Les relations entre la Côte d'Ivoire et la France désignent les relations diplomatiques s'exerçant entre d'une part, la république de Côte d'Ivoire, État africain, et de l'autre, la République française, État principalement européen.

La Côte d'Ivoire est un allié historique de la France en Afrique et les liens entre les deux pays sont forts d'un point de vue économique, culturel et politique.

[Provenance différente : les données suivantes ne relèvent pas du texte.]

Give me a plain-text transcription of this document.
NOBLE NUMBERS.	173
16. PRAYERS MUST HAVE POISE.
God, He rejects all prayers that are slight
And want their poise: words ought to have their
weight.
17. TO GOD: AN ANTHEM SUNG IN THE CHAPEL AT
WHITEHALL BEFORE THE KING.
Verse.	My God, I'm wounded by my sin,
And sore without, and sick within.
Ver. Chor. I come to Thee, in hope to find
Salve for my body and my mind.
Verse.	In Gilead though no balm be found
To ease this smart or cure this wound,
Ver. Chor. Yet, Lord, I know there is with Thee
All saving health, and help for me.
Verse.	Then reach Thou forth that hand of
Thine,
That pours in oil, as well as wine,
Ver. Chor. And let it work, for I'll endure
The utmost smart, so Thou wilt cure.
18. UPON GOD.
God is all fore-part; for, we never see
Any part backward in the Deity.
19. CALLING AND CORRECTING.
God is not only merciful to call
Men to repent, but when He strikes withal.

Le tableau suivant fait ressortir certains points communs entre la France et la Côte d'Ivoire, du point de vue culturel comme politique. Néanmoins, les deux États présentent deux réalités très différentes sur un plan économique.

Côte d'Ivoire France
Armoiries
Gouvernement République unitaire présidentielle République unitaire semi-présidentielle
Capitale Yamoussoukro (Afrique) Paris (Europe)
Langue officielle Français Français
Population 24 294 750 67 795 000
Superficie 322 462 km2 674 843 km2
PIB nominal 61,5 milliards de dollars 2600 milliards de dollars
IDH 0,492 0,901
Religion 44 % de chrétiens, 37 % de musulmans, 4 % d'animistes 68 % de chrétiens, 10 % de musulmans, 1 % de juifs
Expatriés 68 300 Ivoiriens en France[1] 20 000 Français en Côte d'Ivoire[2]

Histoire

Louis XIV, roi de France au moment du premier contact avec les Ivoiriens.

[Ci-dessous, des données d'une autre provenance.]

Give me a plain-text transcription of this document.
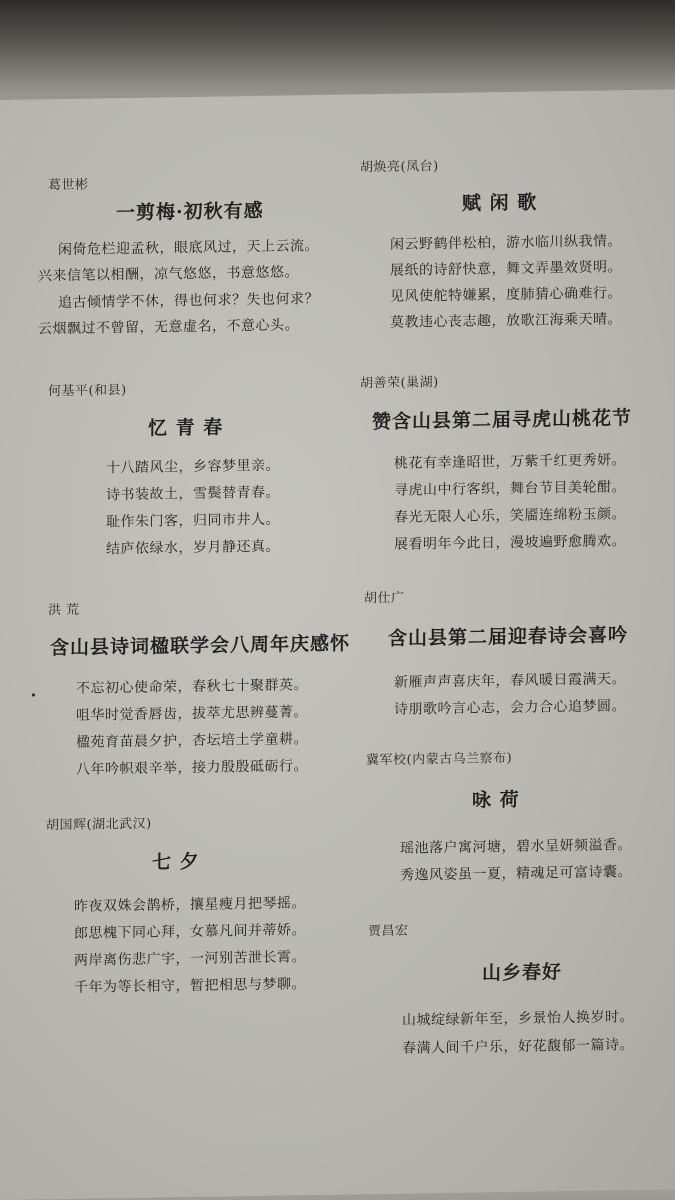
葛世彬
一剪梅·初秋有感
闲倚危栏迎孟秋，眼底风过，天上云流。
兴来信笔以相酬，凉气悠悠，书意悠悠。
追古倾情学不休，得也何求？失也何求？
云烟飘过不曾留，无意虚名，不意心头。
何基平(和县)
忆 青 春
十八踏风尘，乡容梦里亲。
诗书装故土，雪鬓替青春。
耻作朱门客，归同市井人。
结庐依绿水，岁月静还真。
洪 荒
含山县诗词楹联学会八周年庆感怀
不忘初心使命荣，春秋七十聚群英。
咀华时觉香唇齿，拔萃尤思辨蔓菁。
楹苑育苗晨夕护，杏坛培土学童耕。
八年吟帜艰辛举，接力殷殷砥砺行。
胡国辉(湖北武汉)
七 夕
昨夜双姝会鹊桥，攘星瘦月把琴摇。
郎思槐下同心拜，女慕凡间并蒂娇。
两岸离伤悲广宇，一河别苦泄长霄。
千年为等长相守，暂把相思与梦聊。
胡焕亮(凤台)
赋 闲 歌
闲云野鹤伴松柏，游水临川纵我情。
展纸的诗舒快意，舞文弄墨效贤明。
见风使舵特嫌累，度肺猜心确难行。
莫教违心丧志趣，放歌江海乘天晴。
胡善荣(巢湖)
赞含山县第二届寻虎山桃花节
桃花有幸逢昭世，万紫千红更秀妍。
寻虎山中行客织，舞台节目美轮酣。
春光无限人心乐，笑靥连绵粉玉颜。
展看明年今此日，漫坡遍野愈腾欢。
胡仕广
含山县第二届迎春诗会喜吟
新雁声声喜庆年，春风暖日霞满天。
诗朋歌吟言心志，会力合心追梦圆。
冀军校(内蒙古乌兰察布)
咏 荷
瑶池落户寓河塘，碧水呈妍频溢香。
秀逸风姿虽一夏，精魂足可富诗囊。
贾昌宏
山乡春好
山城绽绿新年至，乡景怡人换岁时。
春满人间千户乐，好花馥郁一篇诗。
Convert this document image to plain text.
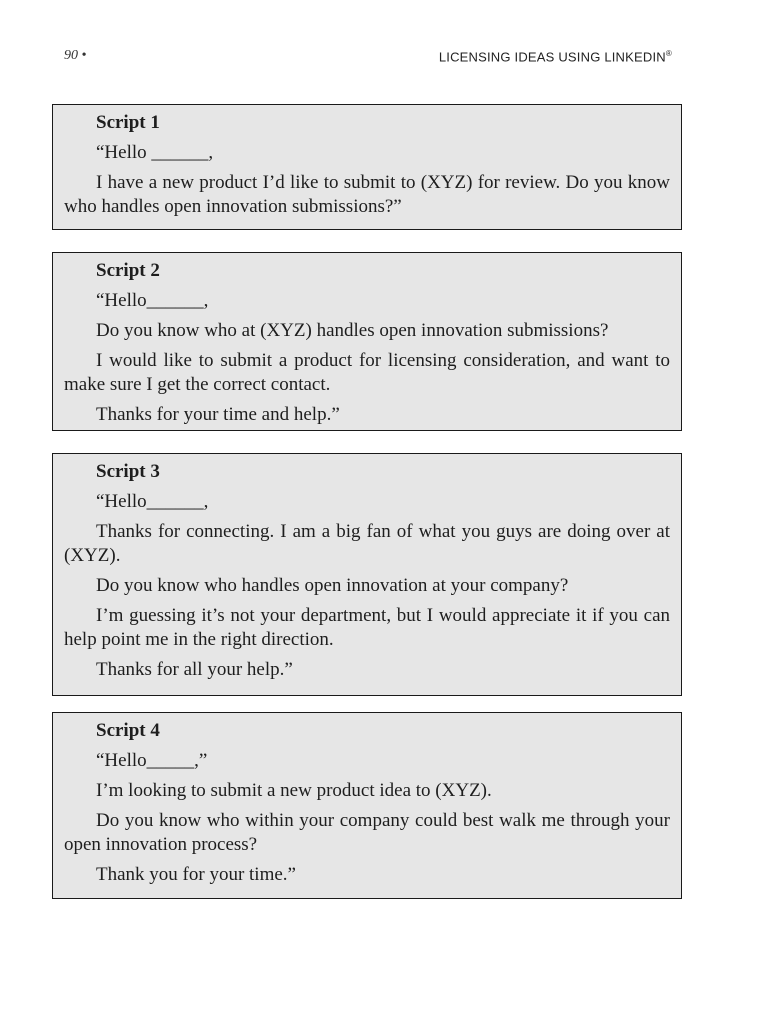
90 •	LICENSING IDEAS USING LINKEDIN®

Script 1

“Hello ______,

I have a new product I’d like to submit to (XYZ) for review. Do you know who handles open innovation submissions?”

Script 2

“Hello______,

Do you know who at (XYZ) handles open innovation submissions?

I would like to submit a product for licensing consideration, and want to make sure I get the correct contact.

Thanks for your time and help.”

Script 3

“Hello______,

Thanks for connecting. I am a big fan of what you guys are doing over at (XYZ).

Do you know who handles open innovation at your company?

I’m guessing it’s not your department, but I would appreciate it if you can help point me in the right direction.

Thanks for all your help.”

Script 4

“Hello_____,”

I’m looking to submit a new product idea to (XYZ).

Do you know who within your company could best walk me through your open innovation process?

Thank you for your time.”
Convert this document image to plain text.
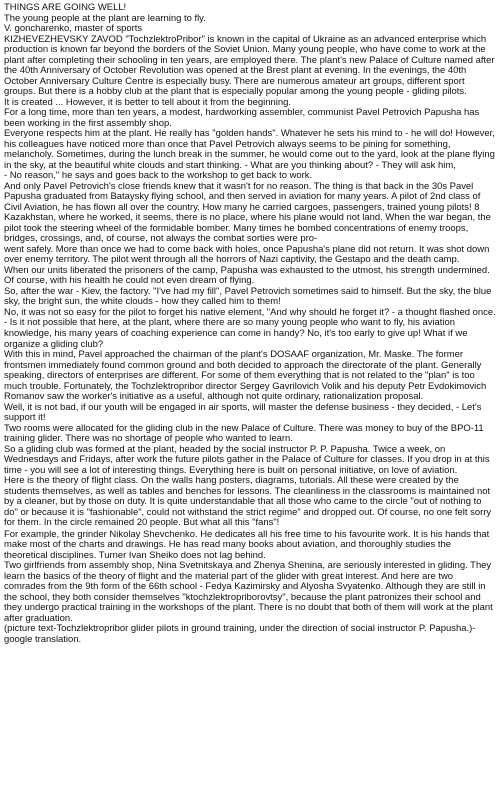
THINGS ARE GOING WELL!

The young people at the plant are learning to fly.

V. goncharenko, master of sports

KIZHEVEZHEVSKY ZAVOD "TochzlektroPribor" is known in the capital of Ukraine as an advanced enterprise which production is known far beyond the borders of the Soviet Union. Many young people, who have come to work at the plant after completing their schooling in ten years, are employed there. The plant's new Palace of Culture named after the 40th Anniversary of October Revolution was opened at the Brest plant at evening. In the evenings, the 40th October Anniversary Culture Centre is especially busy. There are numerous amateur art groups, different sport groups. But there is a hobby club at the plant that is especially popular among the young people - gliding pilots.

It is created ... However, it is better to tell about it from the beginning.

For a long time, more than ten years, a modest, hardworking assembler, communist Pavel Petrovich Papusha has been working in the first assembly shop.

Everyone respects him at the plant. He really has "golden hands". Whatever he sets his mind to - he will do! However, his colleagues have noticed more than once that Pavel Petrovich always seems to be pining for something, melancholy. Sometimes, during the lunch break in the summer, he would come out to the yard, look at the plane flying in the sky, at the beautiful white clouds and start thinking. - What are you thinking about? - They will ask him,

- No reason," he says and goes back to the workshop to get back to work.

And only Pavel Petrovich's close friends knew that it wasn't for no reason. The thing is that back in the 30s Pavel Papusha graduated from Bataysky flying school, and then served in aviation for many years. A pilot of 2nd class of Civil Aviation, he has flown all over the country. How many he carried cargoes, passengers, trained young pilots! 8 Kazakhstan, where he worked, it seems, there is no place, where his plane would not land. When the war began, the pilot took the steering wheel of the formidable bomber. Many times he bombed concentrations of enemy troops, bridges, crossings, and, of course, not always the combat sorties were pro-

went safely. More than once we had to come back with holes, once Papusha's plane did not return. It was shot down over enemy territory. The pilot went through all the horrors of Nazi captivity, the Gestapo and the death camp.

When our units liberated the prisoners of the camp, Papusha was exhausted to the utmost, his strength undermined. Of course, with his health he could not even dream of flying.

So, after the war - Kiev, the factory. "I've had my fill", Pavel Petrovich sometimes said to himself. But the sky, the blue sky, the bright sun, the white clouds - how they called him to them!

No, it was not so easy for the pilot to forget his native element, "And why should he forget it? - a thought flashed once. - Is it not possible that here, at the plant, where there are so many young people who want to fly, his aviation knowledge, his many years of coaching experience can come in handy? No, it's too early to give up! What if we organize a gliding club?

With this in mind, Pavel approached the chairman of the plant's DOSAAF organization, Mr. Maske. The former frontsmen immediately found common ground and both decided to approach the directorate of the plant. Generally speaking, directors of enterprises are different. For some of them everything that is not related to the "plan" is too much trouble. Fortunately, the Tochzlektropribor director Sergey Gavrilovich Volik and his deputy Petr Evdokimovich Romanov saw the worker's initiative as a useful, although not quite ordinary, rationalization proposal.

Well, it is not bad, if our youth will be engaged in air sports, will master the defense business - they decided, - Let's support it!

Two rooms were allocated for the gliding club in the new Palace of Culture. There was money to buy of the BPO-11 training glider. There was no shortage of people who wanted to learn.

So a gliding club was formed at the plant, headed by the social instructor P. P. Papusha. Twice a week, on Wednesdays and Fridays, after work the future pilots gather in the Palace of Culture for classes. If you drop in at this time - you will see a lot of interesting things. Everything here is built on personal initiative, on love of aviation.

Here is the theory of flight class. On the walls hang posters, diagrams, tutorials. All these were created by the students themselves, as well as tables and benches for lessons. The cleanliness in the classrooms is maintained not by a cleaner, but by those on duty. It is quite understandable that all those who came to the circle "out of nothing to do" or because it is "fashionable", could not withstand the strict regime" and dropped out. Of course, no one felt sorry for them. In the circle remained 20 people. But what all this "fans"!

For example, the grinder Nikolay Shevchenko. He dedicates all his free time to his favourite work. It is his hands that make most of the charts and drawings. He has read many books about aviation, and thoroughly studies the theoretical disciplines. Turner Ivan Sheiko does not lag behind.

Two girlfriends from assembly shop, Nina Svetnitskaya and Zhenya Shenina, are seriously interested in gliding. They learn the basics of the theory of flight and the material part of the glider with great interest. And here are two comrades from the 9th form of the 66th school - Fedya Kazimirsky and Alyosha Svyatenko. Although they are still in the school, they both consider themselves "ktochzlektropriborovtsy", because the plant patronizes their school and they undergo practical training in the workshops of the plant. There is no doubt that both of them will work at the plant after graduation.

(picture text-Tochzlektropribor glider pilots in ground training, under the direction of social instructor P. Papusha.)-google translation.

Premiers contacts (XVIIe siècle)

Le premier contact entre la France et la Côte d'Ivoire remonte à 1637, date à laquelle des missionnaires catholiques débarquent à Assinie, près de l'actuel Ghana. Des missionnaires et des marchands français s'installent sur ce lieu en 1687, et on y pratique le commerce des esclaves. Les Français, dont Jean-Baptiste du Casse, témoignent d'un vif intérêt pour le commerce de l'or et sont accueillis à la cour du roi Zéna, et des membres de la famille royale sont présentés à Louis XIV.

Période coloniale

Timbre de la Côte d'Ivoire en 1936.

La colonisation française en Côte d'Ivoire commence en terre d'éburnie en 1893. Les Français doivent faire face à la résistance de Samory Touré, fondateur de l'Empire wassoulou. Samory Touré, à la tête d'une armée moderne et bien équipée, fut capturé en 1898.

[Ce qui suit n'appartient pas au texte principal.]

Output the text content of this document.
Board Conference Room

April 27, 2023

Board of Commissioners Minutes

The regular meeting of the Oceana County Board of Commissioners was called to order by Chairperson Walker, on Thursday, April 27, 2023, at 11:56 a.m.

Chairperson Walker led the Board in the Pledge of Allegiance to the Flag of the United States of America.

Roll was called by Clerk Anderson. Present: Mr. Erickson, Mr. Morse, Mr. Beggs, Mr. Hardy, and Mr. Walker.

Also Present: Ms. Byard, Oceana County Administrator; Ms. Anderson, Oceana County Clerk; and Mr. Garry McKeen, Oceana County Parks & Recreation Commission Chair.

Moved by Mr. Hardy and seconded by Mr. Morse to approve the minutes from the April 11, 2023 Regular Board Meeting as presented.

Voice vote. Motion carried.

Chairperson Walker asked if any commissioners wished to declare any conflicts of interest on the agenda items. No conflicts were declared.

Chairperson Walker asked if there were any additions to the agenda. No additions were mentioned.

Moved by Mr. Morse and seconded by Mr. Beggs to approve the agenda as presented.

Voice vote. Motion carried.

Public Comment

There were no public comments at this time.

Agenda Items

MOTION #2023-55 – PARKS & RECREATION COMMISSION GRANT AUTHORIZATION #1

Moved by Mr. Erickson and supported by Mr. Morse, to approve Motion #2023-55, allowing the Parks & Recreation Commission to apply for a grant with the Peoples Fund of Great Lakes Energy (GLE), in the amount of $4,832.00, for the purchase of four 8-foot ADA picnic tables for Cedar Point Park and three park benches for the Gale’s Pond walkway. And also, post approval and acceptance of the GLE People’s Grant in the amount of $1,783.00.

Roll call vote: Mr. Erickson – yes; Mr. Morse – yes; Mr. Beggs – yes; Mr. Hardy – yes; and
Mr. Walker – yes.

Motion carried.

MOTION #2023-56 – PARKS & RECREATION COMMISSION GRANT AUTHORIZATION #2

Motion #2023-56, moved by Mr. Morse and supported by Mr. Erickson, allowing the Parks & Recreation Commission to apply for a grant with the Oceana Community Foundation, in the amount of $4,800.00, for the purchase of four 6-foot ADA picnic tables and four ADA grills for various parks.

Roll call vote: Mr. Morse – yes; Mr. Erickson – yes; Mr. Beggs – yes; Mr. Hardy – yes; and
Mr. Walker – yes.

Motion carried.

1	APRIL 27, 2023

En 1900, la France souhaite augmenter le niveau d'imposition en Côte d'Ivoire pour y financer des travaux publics, mais elle fait face à une révolte. Les taxes étaient vues comme un symbole de soumission[3]. Afin d'exploiter les ressources naturelles du pays, l'administration coloniale met en place un système de travail forcé, qui devient bientôt l'aspect le plus détesté de la tutelle française. La mise en valeur des forêts et des terres arables demandait des ressources démographiques considérables, que les Français accaparèrent en annexant une partie de la Haute-Volta à la Côte d'Ivoire. En 1905, la France abolit définitivement l'esclavage en Côte d'Ivoire.

La Côte d'Ivoire faisait partie de l'Afrique-Occidentale française. A ce titre, elle était gouvernée depuis Paris et sa population n'avait pas droit à la représentation politique. Les indigènes pouvaient être réquisitionnés pour des travaux d'intérêt général et enrôlés dans l'armée. Ils étaient soumis au système de l'indigénat, allant à l'encontre du principe égalité civique.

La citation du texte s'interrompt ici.